Blakstone rapporte un exemple qui vient à l'appui de ces réflexions. Deux enfants, l'un de neuf, l'autre de dix ans, avaient été condamnés pour meurtre, et le plus âgé fut exécuté parce que, après l'action, au lieu de se cacher lui-même, il avait pensé à cacher le cadavre. Les juges virent dans cette action la preuve d'un parfait discernement; mais combien cette induction était incertaine et périlleuse surtout, ajoute M. Rossi, qui a reproduit ce fait, s'il n'était pas prouvé que cet enfant eût songé d'avance aux moyens de cacher le corps du délit? Car il ne faut pas confondre l'horreur et la peur qu'une action criminelle inspire à un enfant après qu'il l'a commise, lorsqu'il voit devant ses yeux le résultat de cette action, avec la connaissance préalable et distincte de la nature et des conséquences du fait qu'il va commettre. Si l'emploi du seul moyen qui existe d'apprécier l'intelligence d'un enfant présente quelques dangers, alors même que son application se fait individuellement, on doit en conclure qu'il est bien plus dangereux de poser une règle générale qui détermine à l'avance un age d'irresponsabilité et un àge de responsabilité [1].

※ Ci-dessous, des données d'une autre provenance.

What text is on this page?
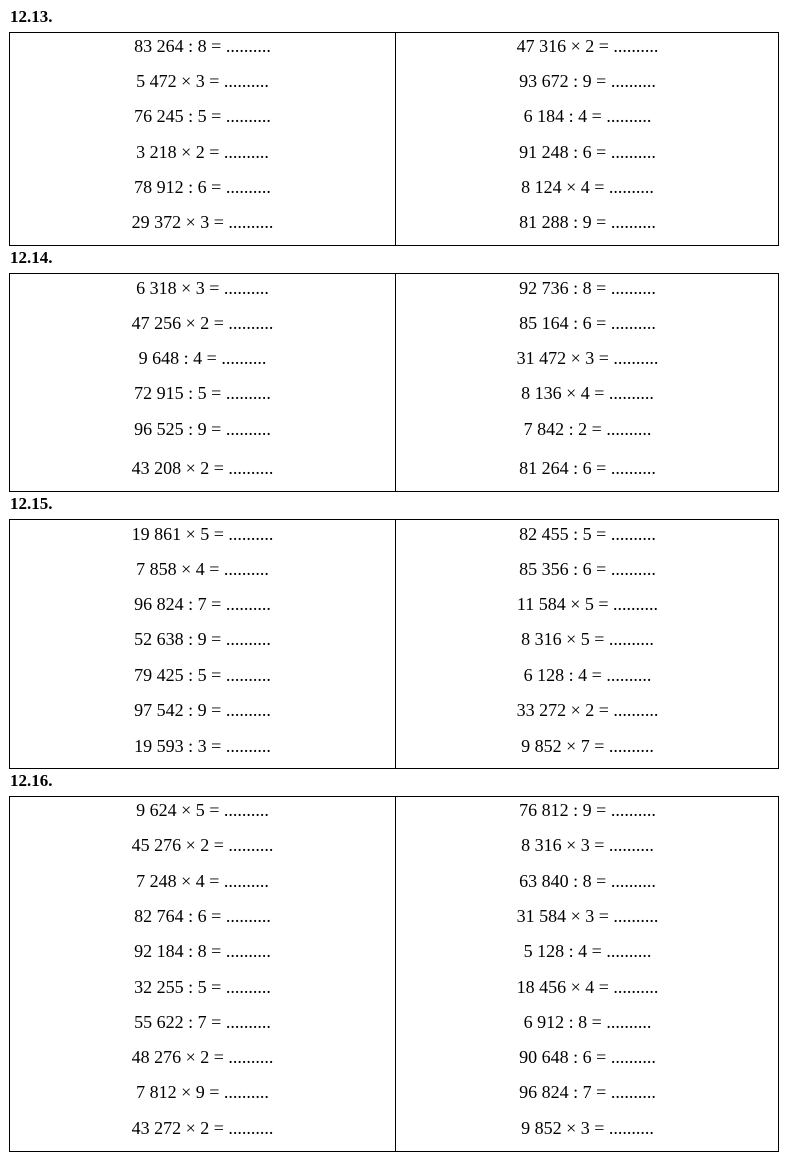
12.13.
83 264 : 8 = ..........
5 472 × 3 = ..........
76 245 : 5 = ..........
3 218 × 2 = ..........
78 912 : 6 = ..........
29 372 × 3 = ..........
47 316 × 2 = ..........
93 672 : 9 = ..........
6 184 : 4 = ..........
91 248 : 6 = ..........
8 124 × 4 = ..........
81 288 : 9 = ..........
12.14.
6 318 × 3 = ..........
47 256 × 2 = ..........
9 648 : 4 = ..........
72 915 : 5 = ..........
96 525 : 9 = ..........
43 208 × 2 = ..........
92 736 : 8 = ..........
85 164 : 6 = ..........
31 472 × 3 = ..........
8 136 × 4 = ..........
7 842 : 2 = ..........
81 264 : 6 = ..........
12.15.
19 861 × 5 = ..........
7 858 × 4 = ..........
96 824 : 7 = ..........
52 638 : 9 = ..........
79 425 : 5 = ..........
97 542 : 9 = ..........
19 593 : 3 = ..........
82 455 : 5 = ..........
85 356 : 6 = ..........
11 584 × 5 = ..........
8 316 × 5 = ..........
6 128 : 4 = ..........
33 272 × 2 = ..........
9 852 × 7 = ..........
12.16.
9 624 × 5 = ..........
45 276 × 2 = ..........
7 248 × 4 = ..........
82 764 : 6 = ..........
92 184 : 8 = ..........
32 255 : 5 = ..........
55 622 : 7 = ..........
48 276 × 2 = ..........
7 812 × 9 = ..........
43 272 × 2 = ..........
76 812 : 9 = ..........
8 316 × 3 = ..........
63 840 : 8 = ..........
31 584 × 3 = ..........
5 128 : 4 = ..........
18 456 × 4 = ..........
6 912 : 8 = ..........
90 648 : 6 = ..........
96 824 : 7 = ..........
9 852 × 3 = ..........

Les enfants diffèrent entre eux par l'intelligence autant que par le physique. La nature a mis des degrés divers dans les facultés dont elle les a dotés. Ces facultés reçoivent de leur position sociale et de l'éducation des développements plus ou moins grands, plus ou moins rapides. Tel enfant dont l'esprit aura été exercé, dont le jugement aura été cultivé, pourra comprendre dès l'âge de six ans l'immoralité d'une action, la criminalité d'un fait. Tel autre, et du même âge, végétant dans les langes d'une grossière ignorance, ne se rendra compte ni du caractère de l'action, ni de ses conséquences. Le développement de l'enfant varie en raison de son organisation physique, en raison de la culture qu'on donne

[1] Traité du Droit pénal.

à son intelligence, en raison même des climats sous l'influence desquels il se trouve. Celui dont l'éducation a été négligée, dont le développement physique a été tardif, doit-il porter devant la justice la peine d'une position déjà si misérable? Le châtiment doit-il le frapper plus rigoureusement parce qu'il a été plus malheureux? Comment l'assimiler sans injustice, lui dépourvu des moyens de connaître le bien et le mal, à l'enfant qui a vu luire pour ainsi dire avec la lumière les notions de la morale et les principes sociaux ?

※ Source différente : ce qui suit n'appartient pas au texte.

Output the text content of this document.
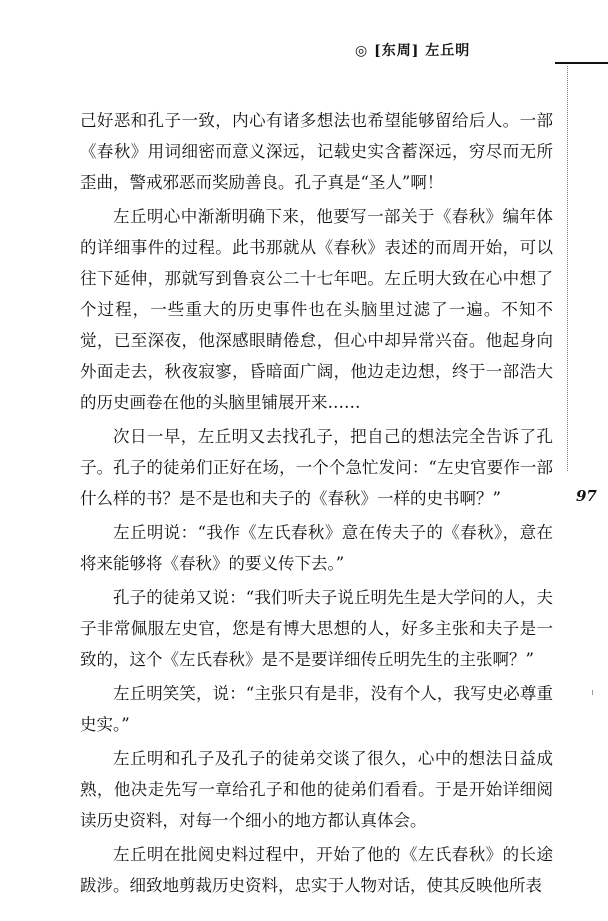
◎ [东周] 左丘明
97

己好恶和孔子一致，内心有诸多想法也希望能够留给后人。一部《春秋》用词细密而意义深远，记载史实含蓄深远，穷尽而无所歪曲，警戒邪恶而奖励善良。孔子真是“圣人”啊！

左丘明心中渐渐明确下来，他要写一部关于《春秋》编年体的详细事件的过程。此书那就从《春秋》表述的而周开始，可以往下延伸，那就写到鲁哀公二十七年吧。左丘明大致在心中想了个过程，一些重大的历史事件也在头脑里过滤了一遍。不知不觉，已至深夜，他深感眼睛倦怠，但心中却异常兴奋。他起身向外面走去，秋夜寂寥，昏暗面广阔，他边走边想，终于一部浩大的历史画卷在他的头脑里铺展开来……

次日一早，左丘明又去找孔子，把自己的想法完全告诉了孔子。孔子的徒弟们正好在场，一个个急忙发问：“左史官要作一部什么样的书？是不是也和夫子的《春秋》一样的史书啊？”

左丘明说：“我作《左氏春秋》意在传夫子的《春秋》，意在将来能够将《春秋》的要义传下去。”

孔子的徒弟又说：“我们听夫子说丘明先生是大学问的人，夫子非常佩服左史官，您是有博大思想的人，好多主张和夫子是一致的，这个《左氏春秋》是不是要详细传丘明先生的主张啊？”

左丘明笑笑，说：“主张只有是非，没有个人，我写史必尊重史实。”

左丘明和孔子及孔子的徒弟交谈了很久，心中的想法日益成熟，他决走先写一章给孔子和他的徒弟们看看。于是开始详细阅读历史资料，对每一个细小的地方都认真体会。

左丘明在批阅史料过程中，开始了他的《左氏春秋》的长途跋涉。细致地剪裁历史资料，忠实于人物对话，使其反映他所表
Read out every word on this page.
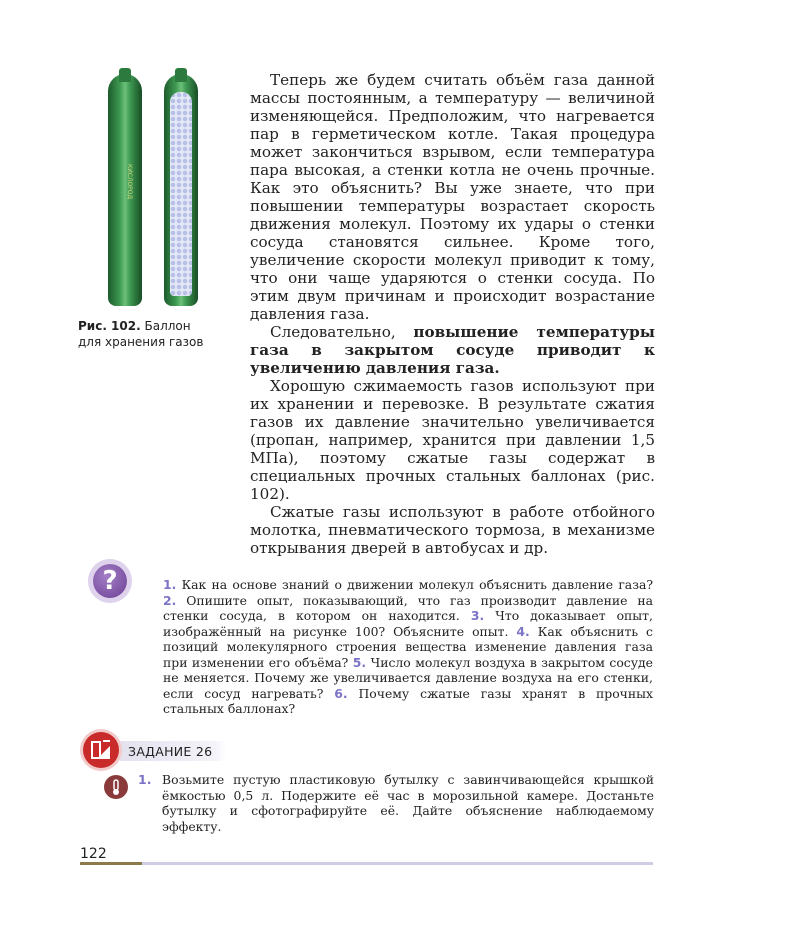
КИСЛОРОД
Рис. 102. Баллон
для хранения газов

Теперь же будем считать объём газа данной массы постоянным, а температуру — величиной изменяющейся. Предположим, что нагревается пар в герметическом котле. Такая процедура может закончиться взрывом, если температура пара высокая, а стенки котла не очень прочные. Как это объяснить? Вы уже знаете, что при повышении температуры возрастает скорость движения молекул. Поэтому их удары о стенки сосуда становятся сильнее. Кроме того, увеличение скорости молекул приводит к тому, что они чаще ударяются о стенки сосуда. По этим двум причинам и происходит возрастание давления газа.

Следовательно, повышение температуры газа в закрытом сосуде приводит к увеличению давления газа.

Хорошую сжимаемость газов используют при их хранении и перевозке. В результате сжатия газов их давление значительно увеличивается (пропан, например, хранится при давлении 1,5 МПа), поэтому сжатые газы содержат в специальных прочных стальных баллонах (рис. 102).

Сжатые газы используют в работе отбойного молотка, пневматического тормоза, в механизме открывания дверей в автобусах и др.

?	1. Как на основе знаний о движении молекул объяснить давление газа? 2. Опишите опыт, показывающий, что газ производит давление на стенки сосуда, в котором он находится. 3. Что доказывает опыт, изображённый на рисунке 100? Объясните опыт. 4. Как объяснить с позиций молекулярного строения вещества изменение давления газа при изменении его объёма? 5. Число молекул воздуха в закрытом сосуде не меняется. Почему же увеличивается давление воздуха на его стенки, если сосуд нагревать? 6. Почему сжатые газы хранят в прочных стальных баллонах?
ЗАДАНИЕ 26
1. Возьмите пустую пластиковую бутылку с завинчивающейся крышкой ёмкостью 0,5 л. Подержите её час в морозильной камере. Достаньте бутылку и сфотографируйте её. Дайте объяснение наблюдаемому эффекту.
122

De ces considérations nous déduirons deux conséquences qui nous semblent parfaitement exactes: c'est qu'il est impossible d'établir avec précision le moment où la raison rend légitime la responsabilité morale de l'homme; c'est que l'application de cette responsabilité doit se faire, moins d'après une règle générale, que dans chaque cas individuel et d'après l'ensemble des faits.

Un corollaire rigoureux de cette double conséquence est qu'il ne faudrait établir aucune règle, et que le juge devrait demeurer le maître de proclamer le résultat de l'impression produite sur sa conscience par les débats du procès. Peu importerait l'âge de l'enfant, qu'il eût plus ou moins de 16 ans; le juge, pour apprécier son intelligence, n'aurait d'autre base que le fait lui-même, en faisant abstraction de toute distinction légale.

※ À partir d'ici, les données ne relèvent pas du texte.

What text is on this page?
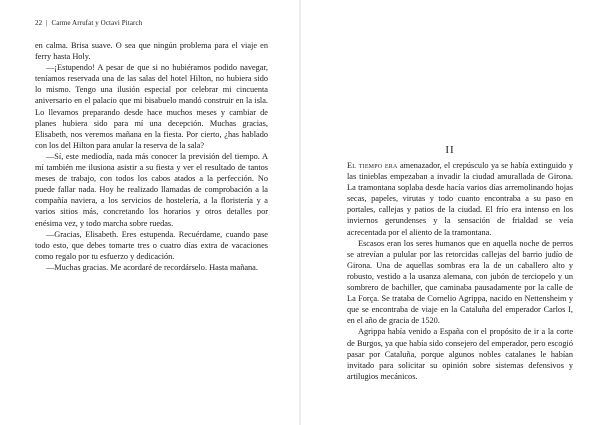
22 | Carme Arrufat y Octavi Pitarch

en calma. Brisa suave. O sea que ningún problema para el viaje en ferry hasta Holy.

—¡Estupendo! A pesar de que si no hubiéramos podido navegar, teníamos reservada una de las salas del hotel Hilton, no hubiera sido lo mismo. Tengo una ilusión especial por celebrar mi cincuenta aniversario en el palacio que mi bisabuelo mandó construir en la isla. Lo llevamos preparando desde hace muchos meses y cambiar de planes hubiera sido para mí una decepción. Muchas gracias, Elisabeth, nos veremos mañana en la fiesta. Por cierto, ¿has hablado con los del Hilton para anular la reserva de la sala?

—Sí, este mediodía, nada más conocer la previsión del tiempo. A mí también me ilusiona asistir a su fiesta y ver el resultado de tantos meses de trabajo, con todos los cabos atados a la perfección. No puede fallar nada. Hoy he realizado llamadas de comprobación a la compañía naviera, a los servicios de hostelería, a la floristería y a varios sitios más, concretando los horarios y otros detalles por enésima vez, y todo marcha sobre ruedas.

—Gracias, Elisabeth. Eres estupenda. Recuérdame, cuando pase todo esto, que debes tomarte tres o cuatro días extra de vacaciones como regalo por tu esfuerzo y dedicación.

—Muchas gracias. Me acordaré de recordárselo. Hasta mañana.

II

El tiempo era amenazador, el crepúsculo ya se había extinguido y las tinieblas empezaban a invadir la ciudad amurallada de Girona. La tramontana soplaba desde hacía varios días arremolinando hojas secas, papeles, virutas y todo cuanto encontraba a su paso en portales, callejas y patios de la ciudad. El frío era intenso en los inviernos gerundenses y la sensación de frialdad se veía acrecentada por el aliento de la tramontana.

Escasos eran los seres humanos que en aquella noche de perros se atrevían a pulular por las retorcidas callejas del barrio judío de Girona. Una de aquellas sombras era la de un caballero alto y robusto, vestido a la usanza alemana, con jubón de terciopelo y un sombrero de bachiller, que caminaba pausadamente por la calle de La Força. Se trataba de Cornelio Agrippa, nacido en Nettensheim y que se encontraba de viaje en la Cataluña del emperador Carlos I, en el año de gracia de 1520.

Agrippa había venido a España con el propósito de ir a la corte de Burgos, ya que había sido consejero del emperador, pero escogió pasar por Cataluña, porque algunos nobles catalanes le habían invitado para solicitar su opinión sobre sistemas defensivos y artilugios mecánicos.
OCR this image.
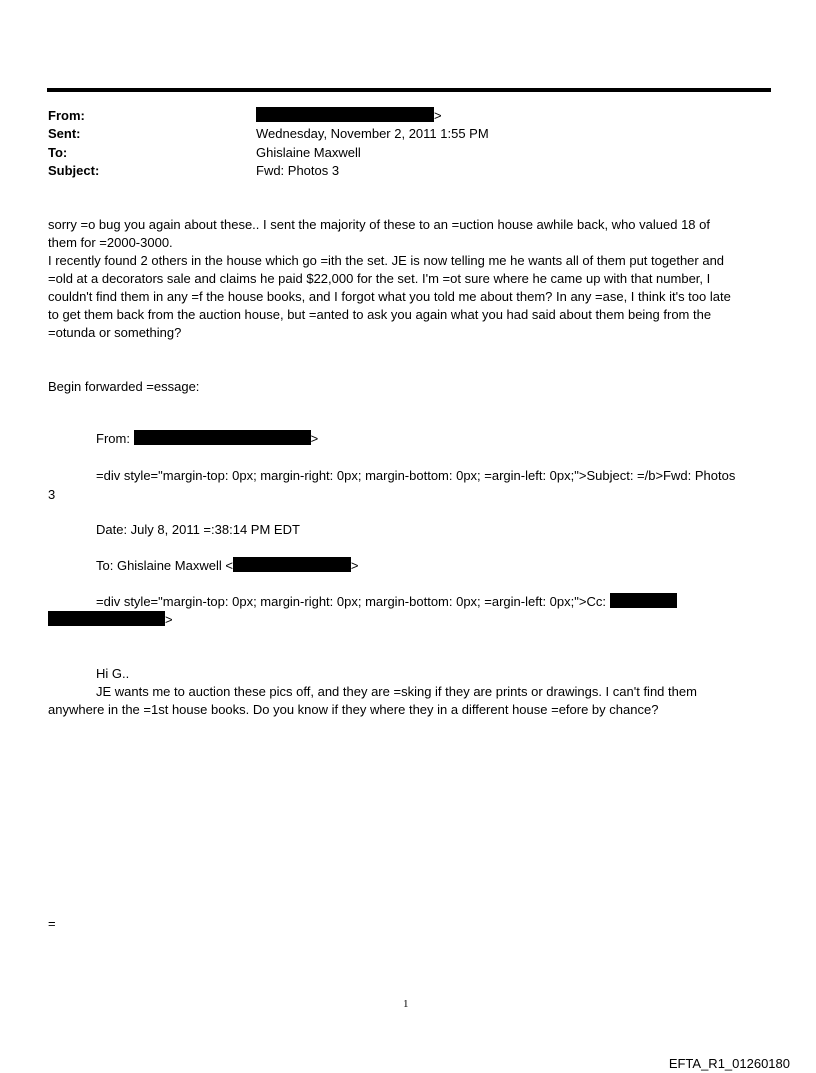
From:	>
Sent:	Wednesday, November 2, 2011 1:55 PM
To:	Ghislaine Maxwell
Subject:	Fwd: Photos 3
sorry =o bug you again about these.. I sent the majority of these to an =uction house awhile back, who valued 18 of
them for =2000-3000.
I recently found 2 others in the house which go =ith the set. JE is now telling me he wants all of them put together and
=old at a decorators sale and claims he paid $22,000 for the set. I'm =ot sure where he came up with that number, I
couldn't find them in any =f the house books, and I forgot what you told me about them? In any =ase, I think it's too late
to get them back from the auction house, but =anted to ask you again what you had said about them being from the
=otunda or something?
Begin forwarded =essage:
From:	>
=div style="margin-top: 0px; margin-right: 0px; margin-bottom: 0px; =argin-left: 0px;">Subject: =/b>Fwd: Photos
3
Date: July 8, 2011 =:38:14 PM EDT
To: Ghislaine Maxwell <	>
=div style="margin-top: 0px; margin-right: 0px; margin-bottom: 0px; =argin-left: 0px;">Cc:
>
Hi G..
JE wants me to auction these pics off, and they are =sking if they are prints or drawings. I can't find them
anywhere in the =1st house books. Do you know if they where they in a different house =efore by chance?
=
1
EFTA_R1_01260180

Tel n'est cependant pas le système que nous cherchons à établir. Il nous suffit de conclure de ce qui précède, que toute règle absolue sur l'âge où l'imputation doit commencer ne peut être qu'inexacte.

Ce n'est point non plus une limite inflexible entre l'enfance et l'âge mûr qu'il s'agit d'élever; la loi doit se borner à couvrir les actes de l'enfance par une présomption d'innocence: cette présomption favorable, qui la protége et la défend, satisfait à toutes les exigences de la justice. En effet, personne ne conteste l'irresponsabilité des enfants dans leurs premiers ans; mais plus ils avancent en âge, plus cette excuse devient douteuse et s'affaiblit. Elle forme d'abord une preuve dirimente de l'innocence des prévenus; elle se change ensuite en une simple présomption; enfin le moment arrive où cette présomption même doit disparaître, c'est lorsque l'enfant est devenu adulte, que sa raison a mûri, que ses facultés se sont développées, que son intelligence et son sens intime lui révèlent la moralité des actions. La présomption se tourne alors contre lui: on peut supposer qu'il a agi avec connaissance du crime.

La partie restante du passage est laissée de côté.